Being a weather nut, I’ve been following the weather in various places I will find myself in during November. It’s not encouraging at the moment. Chicago is cold, Denver is colder and snowy, Salt Lake is cold, and northern California is burning, fed by howling winds. Ditto for LA. My friends in the Bay area say the air quality is terrible because of smoke and soot. LA may see hurricane force Santa Ana winds. Sounds like a fun trip, doesn’t it?

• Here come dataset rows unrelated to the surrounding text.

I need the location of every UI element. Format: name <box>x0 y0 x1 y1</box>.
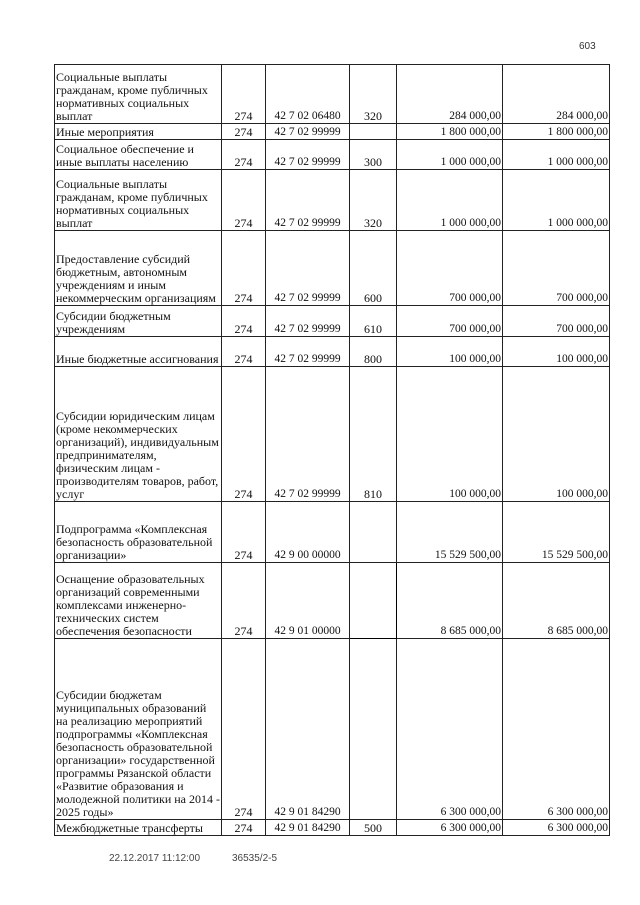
table-row <box>55 124 610 140</box>
row-vr <box>350 502 397 563</box>
row-sum2: 700 000,00 <box>503 231 610 306</box>
row-vr <box>350 124 397 140</box>
row-sum2: 1 000 000,00 <box>503 140 610 170</box>
row-sum1: 100 000,00 <box>397 367 503 502</box>
row-csr: 42 7 02 99999 <box>266 337 350 367</box>
row-sum2: 6 300 000,00 <box>503 820 610 836</box>
row-name: Иные бюджетные ассигнования <box>55 337 222 367</box>
row-name: Иные мероприятия <box>55 124 222 140</box>
row-ved: 274 <box>222 502 266 563</box>
row-sum2: 1 800 000,00 <box>503 124 610 140</box>
row-csr: 42 7 02 99999 <box>266 140 350 170</box>
row-name: Подпрограмма «Комплексная безопасность образовательной организации» <box>55 502 222 563</box>
table-row <box>55 337 610 367</box>
row-ved: 274 <box>222 65 266 124</box>
table-row <box>55 563 610 639</box>
row-sum1: 15 529 500,00 <box>397 502 503 563</box>
row-csr: 42 9 00 00000 <box>266 502 350 563</box>
row-vr: 320 <box>350 65 397 124</box>
table-row <box>55 367 610 502</box>
row-vr: 500 <box>350 820 397 836</box>
row-name: Социальные выплаты гражданам, кроме публичных нормативных социальных выплат <box>55 65 222 124</box>
row-csr: 42 7 02 99999 <box>266 367 350 502</box>
row-sum1: 6 300 000,00 <box>397 639 503 820</box>
row-csr: 42 7 02 99999 <box>266 306 350 337</box>
row-sum1: 8 685 000,00 <box>397 563 503 639</box>
row-name: Межбюджетные трансферты <box>55 820 222 836</box>
row-sum2: 100 000,00 <box>503 367 610 502</box>
row-sum2: 700 000,00 <box>503 306 610 337</box>
table-row <box>55 170 610 231</box>
row-sum2: 100 000,00 <box>503 337 610 367</box>
row-vr: 300 <box>350 140 397 170</box>
row-csr: 42 9 01 84290 <box>266 639 350 820</box>
row-sum1: 700 000,00 <box>397 231 503 306</box>
table-row <box>55 140 610 170</box>
row-sum1: 6 300 000,00 <box>397 820 503 836</box>
row-ved: 274 <box>222 306 266 337</box>
row-sum2: 8 685 000,00 <box>503 563 610 639</box>
row-ved: 274 <box>222 639 266 820</box>
budget-table <box>54 64 610 836</box>
row-ved: 274 <box>222 124 266 140</box>
row-ved: 274 <box>222 140 266 170</box>
table-row <box>55 820 610 836</box>
row-name: Предоставление субсидий бюджетным, автономным учреждениям и иным некоммерческим организациям <box>55 231 222 306</box>
row-vr <box>350 639 397 820</box>
row-sum1: 100 000,00 <box>397 337 503 367</box>
row-sum2: 284 000,00 <box>503 65 610 124</box>
row-name: Оснащение образовательных организаций современными комплексами инженерно-технических систем обеспечения безопасности <box>55 563 222 639</box>
row-ved: 274 <box>222 367 266 502</box>
row-sum1: 1 000 000,00 <box>397 170 503 231</box>
footer-doc-code: 36535/2-5 <box>232 853 278 864</box>
row-ved: 274 <box>222 337 266 367</box>
row-ved: 274 <box>222 820 266 836</box>
row-csr: 42 9 01 00000 <box>266 563 350 639</box>
row-vr: 810 <box>350 367 397 502</box>
row-ved: 274 <box>222 563 266 639</box>
row-csr: 42 7 02 99999 <box>266 170 350 231</box>
row-vr: 610 <box>350 306 397 337</box>
row-name: Социальное обеспечение и иные выплаты населению <box>55 140 222 170</box>
page-number: 603 <box>579 41 596 52</box>
row-sum1: 284 000,00 <box>397 65 503 124</box>
row-sum2: 15 529 500,00 <box>503 502 610 563</box>
row-csr: 42 7 02 06480 <box>266 65 350 124</box>
row-sum2: 6 300 000,00 <box>503 639 610 820</box>
row-ved: 274 <box>222 170 266 231</box>
row-vr <box>350 563 397 639</box>
row-vr: 600 <box>350 231 397 306</box>
table-row <box>55 231 610 306</box>
row-csr: 42 7 02 99999 <box>266 231 350 306</box>
row-csr: 42 7 02 99999 <box>266 124 350 140</box>
row-name: Субсидии юридическим лицам (кроме некоммерческих организаций), индивидуальным предпринимателям, физическим лицам - производителям товаров, работ, услуг <box>55 367 222 502</box>
row-sum1: 700 000,00 <box>397 306 503 337</box>
row-sum1: 1 000 000,00 <box>397 140 503 170</box>
table-row <box>55 639 610 820</box>
row-vr: 800 <box>350 337 397 367</box>
table-row <box>55 502 610 563</box>
table-row <box>55 306 610 337</box>
row-sum2: 1 000 000,00 <box>503 170 610 231</box>
row-sum1: 1 800 000,00 <box>397 124 503 140</box>
row-name: Субсидии бюджетам муниципальных образований на реализацию мероприятий подпрограммы «Комплексная безопасность образовательной организации» государственной программы Рязанской области «Развитие образования и молодежной политики на 2014 - 2025 годы» <box>55 639 222 820</box>
row-name: Социальные выплаты гражданам, кроме публичных нормативных социальных выплат <box>55 170 222 231</box>
row-name: Субсидии бюджетным учреждениям <box>55 306 222 337</box>
row-vr: 320 <box>350 170 397 231</box>
footer-timestamp: 22.12.2017 11:12:00 <box>109 853 201 864</box>
table-row <box>55 65 610 124</box>
row-ved: 274 <box>222 231 266 306</box>
row-csr: 42 9 01 84290 <box>266 820 350 836</box>
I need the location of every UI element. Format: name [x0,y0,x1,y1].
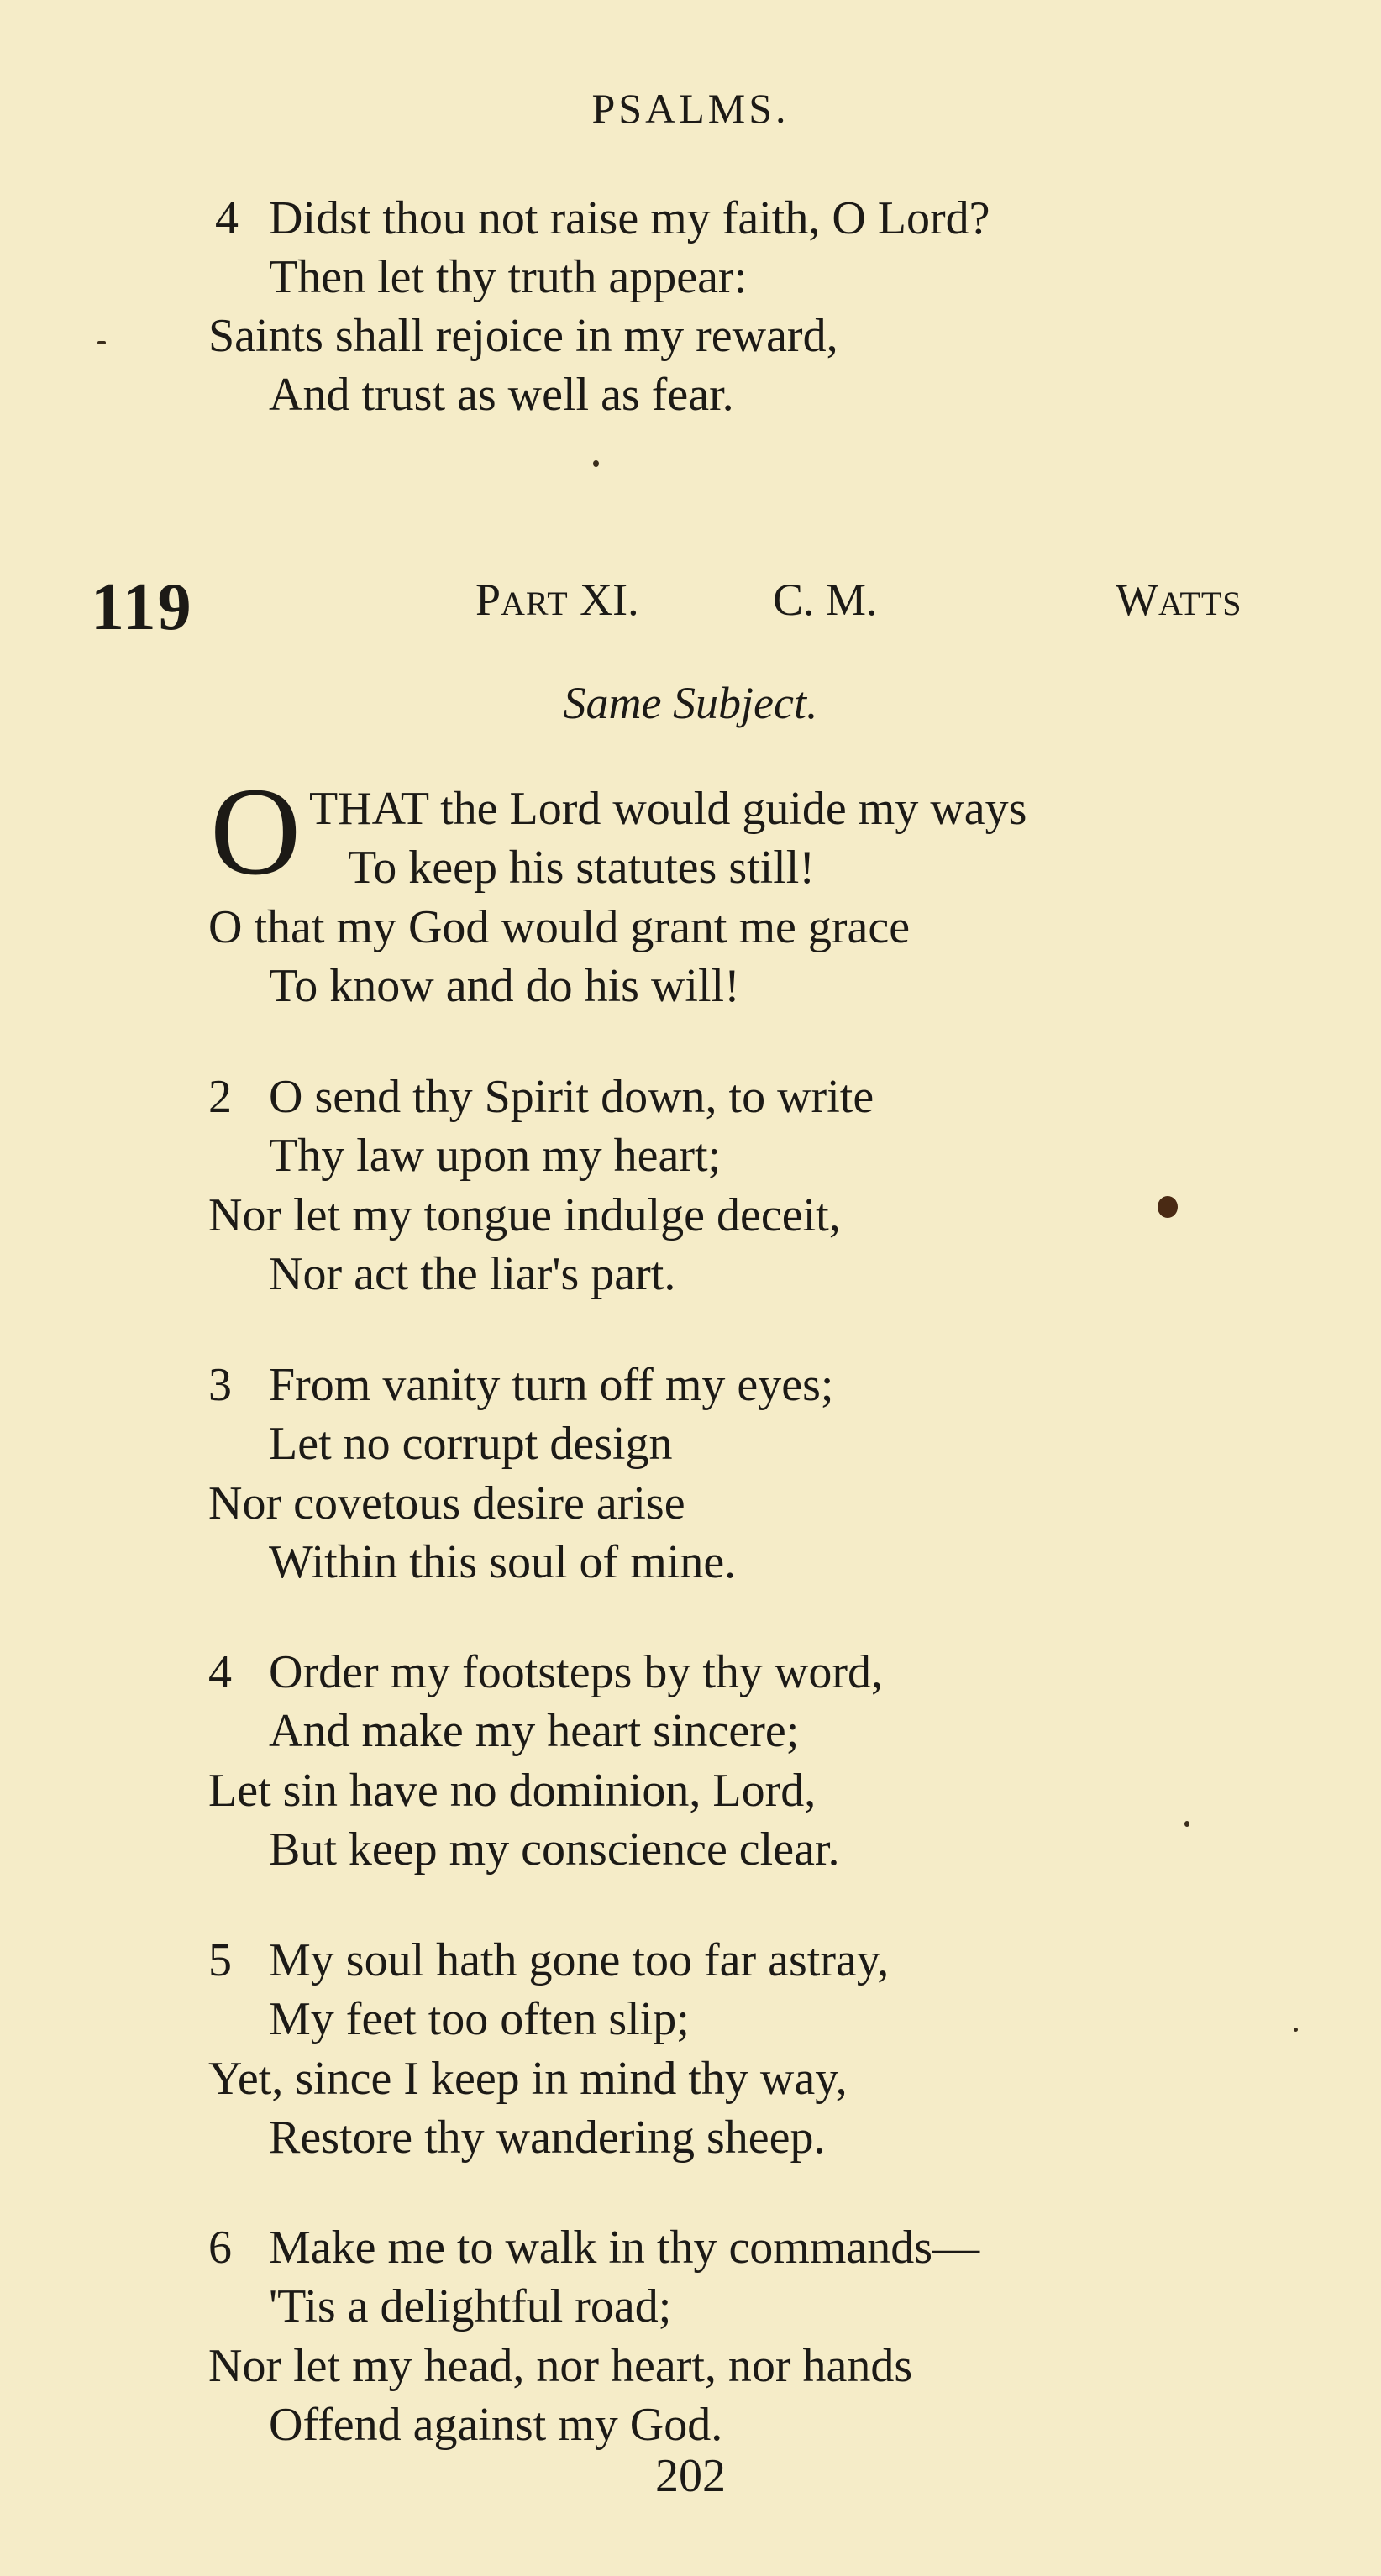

But then there’s that ten day outlook
These reports were a buzzkill this morning. But the ten day forecasts (aka educated guesses) are more encouraging, at least for the cold places. The fires and winds are less predictable, but easier to avoid. I realized that while I considered switching routes and doing the train from NYC to Miami, including Philadelphia, Charleston, Savannah, and a side trip to the barrier islands of Georgia where a friend owns some posh hotels, I probably won’t take the warm route. There could be hurricanes and torrential rains, not to mention heat and humidity. Though I bet I’d have fun.
There’s a point to this
When you start looking at weather around the planet, the picture is not good. In fact it’s bad and that is not going to change. If we want to travel, we have to live with these extremes. Rochester is known for its winters. Lots of ice and snow well into April. But it’s less known for its gorgeous springs, summers, and falls. Fall this year has been fantastic. All in all, I live in one of the few areas in the US not being heavily impacted by global warming. We seldom get tornados (like twice in my long lifetime and they just threw a few tractors around), no hurricanes, no wildfires, no seasonal winds that howl for days, and little in the way of torrential rain. My friends who are fortunate enough to live on Lake Ontario’s shoreline have experienced bad flooding the past two springs, flooding that kept seasonal marinas from opening and any restaurant bars near the water from serving boaters. A lot of boaters didn’t see their season start until July.
So, winters aside, I live in a relatively stable weather area. And we have immense amounts of fresh water. Looking at today’s national weather and predictions about ten days from now when I’ll be on a train or wandering around in a cold city, had me seesawing about my options. But then I realized that the point of a long trip is its unpredictability, especially at this point in human history. I’m sticking to my plans.